La collégiale de Saint-Wulfran est atteinte, une bombe tombe sur l'hôpital. Le chirurgien fait descendre lés blessés au sous-sol et continue à opérer. Sans eau et bientôt sans électricité. On compte le soir sept cents blessés secourus. Douze citoyens d'Abbeville seulement ont été tués, parmi un millier de cadavres.

Le récit terrible du bombardement d'un centre d'accueil

Le 10 juin, à 12 h 30, au centre d'accueil de Sées, un chapelet de torpilles tombe sur nous. Je me retrouve sous une table. Partout des hurlements. Je réussis à me relever. Tout est noir. J'ai peur que les murs ne s'effondrent, ne m'écrasent. Je sors, et à la lumière je m'aperçois que mon bras gauche est déchiqueté. Des éclats chauffés à blanc pris dans mon veston me brûlent la chair du bras droit. Dehors c'est la panique. Les survivants s'enfuient. [...] L'odeur est écoeurante. Par bonheur un prêtre qui n'a pas fui me fait un garrot avec une chambre à air de vélo. Il m'allonge par terre et me donne les derniers sacrements. Mon frère m'apprend que notre père a été tué ainsi que son frère qui était avec nous et une vingtaine de personnes.
Des ambulances militaires nous emmènent à Alençon qui va être évacué. Un chirurgien militaire m'ampute le bras gauche. [...] Nous sommes dirigés sur l'hôpital de Rennes. Rennes est bombardée. Pris de panique je réussis à me réfugier sous mon lit malgré mes blessures. Le jour suivant je repasse sur le billard où les chirurgiens décident de me sauver le bras droit...

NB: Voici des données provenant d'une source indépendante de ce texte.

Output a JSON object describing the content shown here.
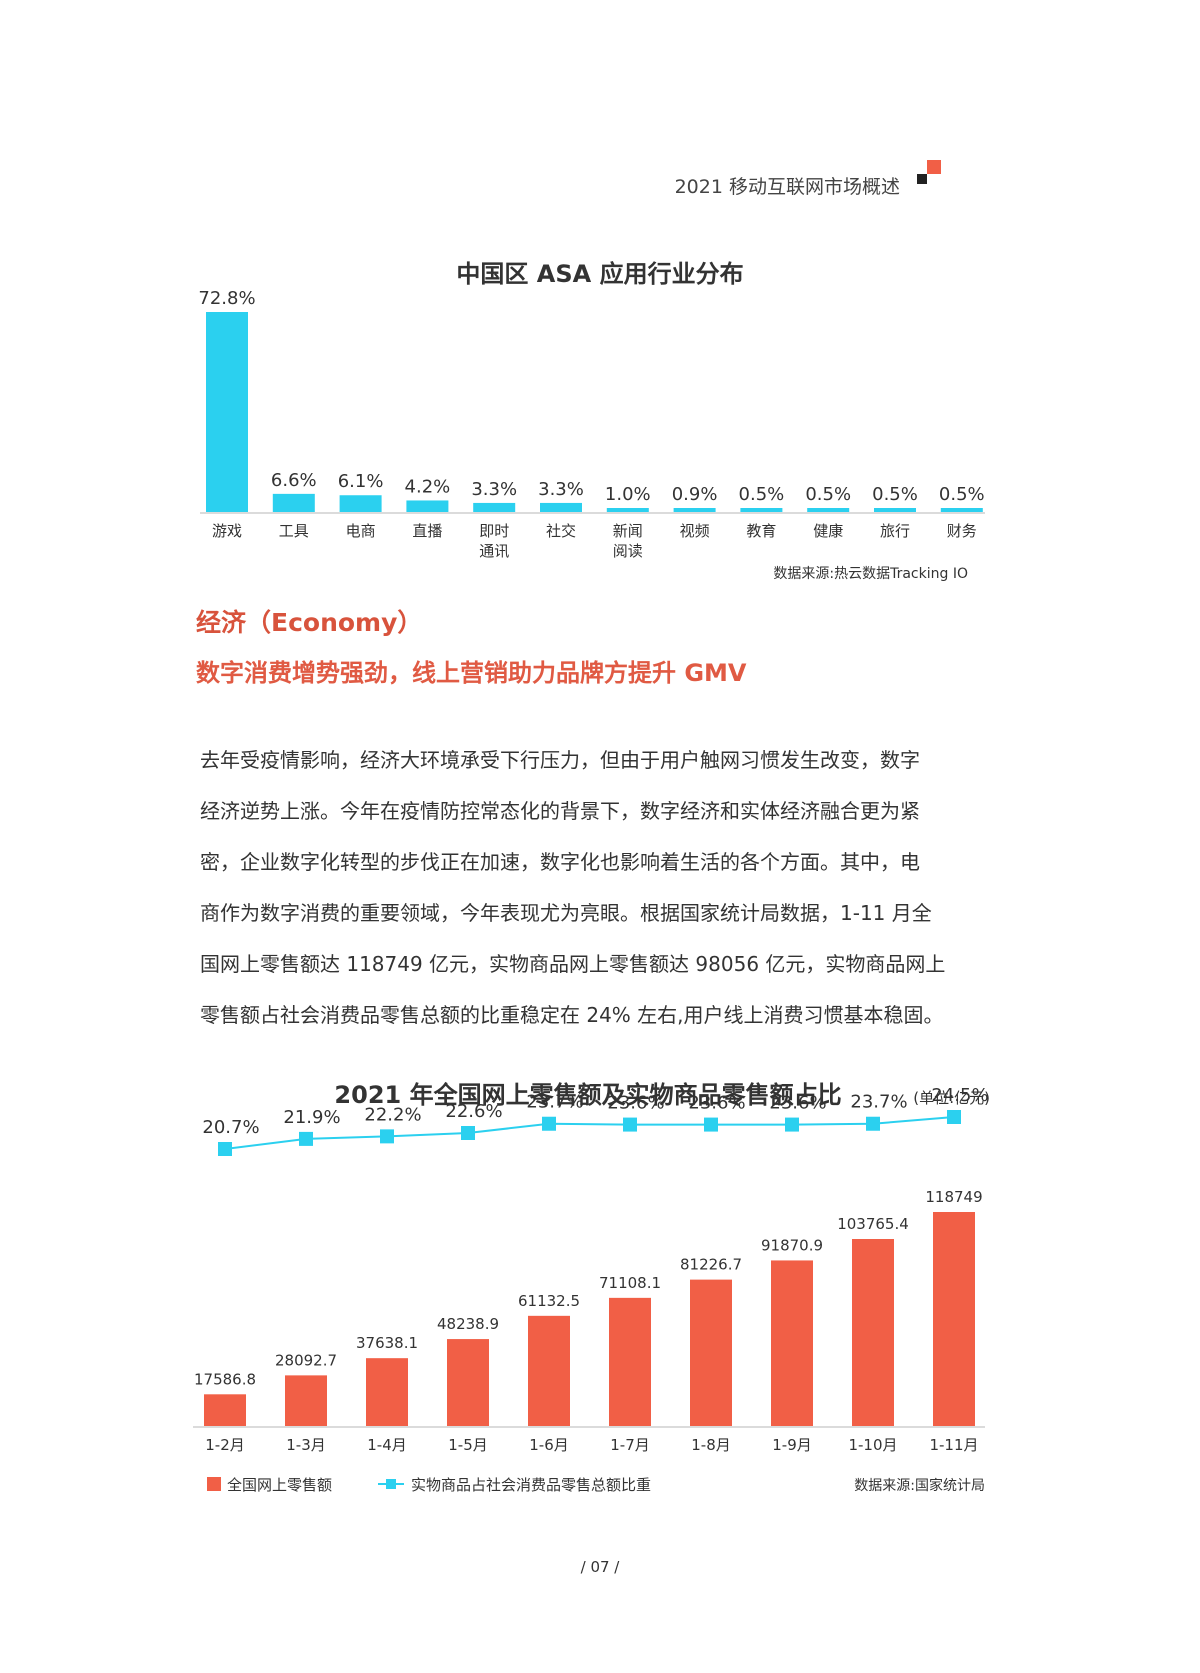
{
  "header": {
    "title": "2021 移动互联网市场概述"
  },
  "colors": {
    "cyan": "#2bd0ef",
    "orange": "#f15f46",
    "heading_red": "#d8533c"
  },
  "chart_data": [
    {
      "type": "bar",
      "title": "中国区 ASA 应用行业分布",
      "categories": [
        "游戏",
        "工具",
        "电商",
        "直播",
        "即时\n通讯",
        "社交",
        "新闻\n阅读",
        "视频",
        "教育",
        "健康",
        "旅行",
        "财务"
      ],
      "values": [
        72.8,
        6.6,
        6.1,
        4.2,
        3.3,
        3.3,
        1.0,
        0.9,
        0.5,
        0.5,
        0.5,
        0.5
      ],
      "value_labels": [
        "72.8%",
        "6.6%",
        "6.1%",
        "4.2%",
        "3.3%",
        "3.3%",
        "1.0%",
        "0.9%",
        "0.5%",
        "0.5%",
        "0.5%",
        "0.5%"
      ],
      "ylim": [
        0,
        72.8
      ],
      "color": "#2bd0ef",
      "source": "数据来源:热云数据Tracking IO"
    },
    {
      "type": "bar+line",
      "title": "2021 年全国网上零售额及实物商品零售额占比",
      "unit": "(单位:亿元)",
      "categories": [
        "1-2月",
        "1-3月",
        "1-4月",
        "1-5月",
        "1-6月",
        "1-7月",
        "1-8月",
        "1-9月",
        "1-10月",
        "1-11月"
      ],
      "series": [
        {
          "name": "全国网上零售额",
          "kind": "bar",
          "color": "#f15f46",
          "values": [
            17586.8,
            28092.7,
            37638.1,
            48238.9,
            61132.5,
            71108.1,
            81226.7,
            91870.9,
            103765.4,
            118749
          ],
          "labels": [
            "17586.8",
            "28092.7",
            "37638.1",
            "48238.9",
            "61132.5",
            "71108.1",
            "81226.7",
            "91870.9",
            "103765.4",
            "118749"
          ]
        },
        {
          "name": "实物商品占社会消费品零售总额比重",
          "kind": "line",
          "color": "#2bd0ef",
          "values": [
            20.7,
            21.9,
            22.2,
            22.6,
            23.7,
            23.6,
            23.6,
            23.6,
            23.7,
            24.5
          ],
          "labels": [
            "20.7%",
            "21.9%",
            "22.2%",
            "22.6%",
            "23.7%",
            "23.6%",
            "23.6%",
            "23.6%",
            "23.7%",
            "24.5%"
          ]
        }
      ],
      "source": "数据来源:国家统计局"
    }
  ],
  "section": {
    "title": "经济（Economy）",
    "subtitle": "数字消费增势强劲，线上营销助力品牌方提升 GMV",
    "paragraph_lines": [
      "去年受疫情影响，经济大环境承受下行压力，但由于用户触网习惯发生改变，数字",
      "经济逆势上涨。今年在疫情防控常态化的背景下，数字经济和实体经济融合更为紧",
      "密，企业数字化转型的步伐正在加速，数字化也影响着生活的各个方面。其中，电",
      "商作为数字消费的重要领域，今年表现尤为亮眼。根据国家统计局数据，1-11 月全",
      "国网上零售额达 118749 亿元，实物商品网上零售额达 98056 亿元，实物商品网上",
      "零售额占社会消费品零售总额的比重稳定在 24% 左右,用户线上消费习惯基本稳固。"
    ]
  },
  "footer": {
    "page": "/ 07 /"
  }
}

Nous sommes sans nouvelles de ma mère et de mes frères. Ils ne savent pas ce qui nous est arrivé. Aussitôt que mon état le permet, mon frère décide de partir avec moi par un train sanitaire. Nous décidons de repasser à Sées, lieu du bombardement, pour essayer de récupérer nos affaires. Nous nous rendons à la mairie où nous déclinons notre identité. En entendant mon nom, l'employé n'en croit pas ses oreilles. J'apprends que je suis enterré au cimetière de Sées avec mon père. Ma mère a été avertie de mon décès !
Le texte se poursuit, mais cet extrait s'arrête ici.